Dave Chartray, à gauche, et Sonia Blouin, à droite, entameront leur cinquième expérience en tant qu'intervenant au projet Eldorado. Ils sont accompagnés de trois jeunes qui sont venus témoigner de leur expérience, Nadia Caissie, Maxime Gignac et Cindy Pelletier. Photo L'Hebdo/Andrée-Anne Trudel
Eldorado: bilan positif et constructif
Mauvais résultats scolaires, rejet, problèmes familiaux, besoin d'argent: plusieurs facteurs peuvent mener à l'abandon scolaire. Par chance, Eldorado tente de raccrocher chaque année ces jeunes par un projet unique.
En place depuis 2003, le projet Eldorado a permis de remettre 102 jeunes sur les bancs de l'école. La façon de s'y prendre est tout de même particulière. Après avoir été recrutés, les jeunes adultes participent à des ateliers de développement personnel et d'orientation scolaire avec le groupe pendant 13 semaines.

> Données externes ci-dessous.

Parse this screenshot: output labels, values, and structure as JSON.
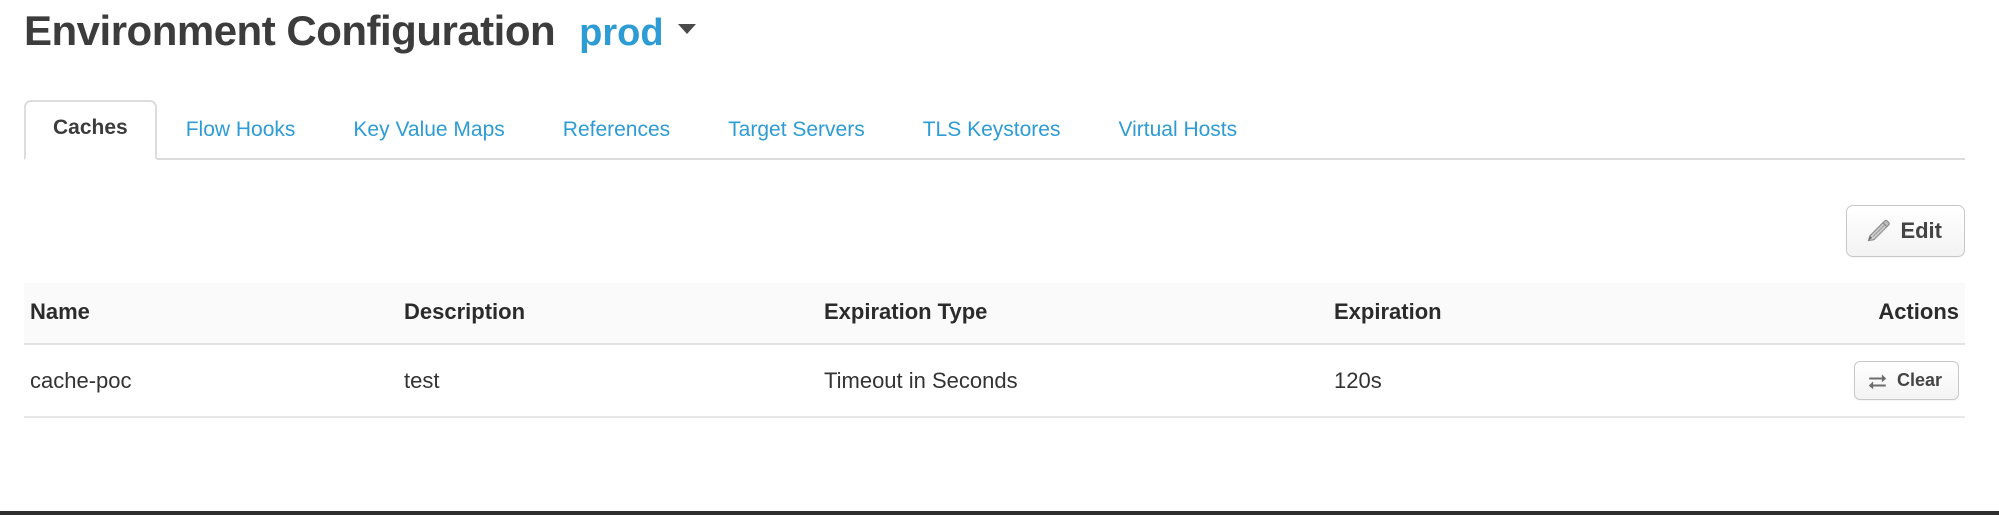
{
  "header": {
    "title": "Environment Configuration",
    "environment": {
      "name": "prod",
      "caret_icon": "chevron-down-icon"
    }
  },
  "tabs": [
    {
      "label": "Caches",
      "active": true
    },
    {
      "label": "Flow Hooks",
      "active": false
    },
    {
      "label": "Key Value Maps",
      "active": false
    },
    {
      "label": "References",
      "active": false
    },
    {
      "label": "Target Servers",
      "active": false
    },
    {
      "label": "TLS Keystores",
      "active": false
    },
    {
      "label": "Virtual Hosts",
      "active": false
    }
  ],
  "toolbar": {
    "edit_label": "Edit",
    "edit_icon": "pencil-icon"
  },
  "table": {
    "columns": [
      "Name",
      "Description",
      "Expiration Type",
      "Expiration",
      "Actions"
    ],
    "rows": [
      {
        "name": "cache-poc",
        "description": "test",
        "expiration_type": "Timeout in Seconds",
        "expiration": "120s",
        "action_label": "Clear",
        "action_icon": "exchange-icon"
      }
    ]
  },
  "colors": {
    "link": "#2d9cd5",
    "text": "#333333",
    "heading": "#3c3c3c",
    "border": "#dddddd",
    "header_row_bg": "#fafafa"
  }
}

Le groupe prend par la suite la direction d'un village guatémaltèque pour effectuer de l'aide humanitaire. Là bas, le projet se divise en quatre volets: travail communautaire, cours d'espagnol, vie familiale purement guatémaltèque et visites culturelles.
Dave Chartray, intervenant du projet Eldorado, explique que la dernière cohorte de jeunes a construit une seconde classe dans le petit village d'Alotenango, où les élèves étaient coincés dans une seule classe. Il ajoute qu'ils ont même fait l'ascension d'un volcan pour faire un parallèle avec le retour à l'école. «On peut prendre une pause, mais il faut continuer pour voir ce qu'il y a au bout. Ce qu'il y a en haut vaut la peine d'être vu», explique-t-il.
Jeudi dernier, plusieurs jeunes étaient venus témoigner de l'efficacité de ce projet les motivant à retourner en classe. Nadia Caissie, tout comme ses deux collègues Maxime Gignac et Cindy Pelletier, avait abandonné l'école. Maintenant le projet terminé, ils ont regagné confiance en eux et en leur potentiel et ont intégrer à nouveau l'école. Maxime affirme même vouloir effectuer une technique en soins infirmiers, Nadia veut devenir assistante familiale et aide sociale, tandis que Cindy a fait preuve de détermination en terminant en une année son cinquième secondaire.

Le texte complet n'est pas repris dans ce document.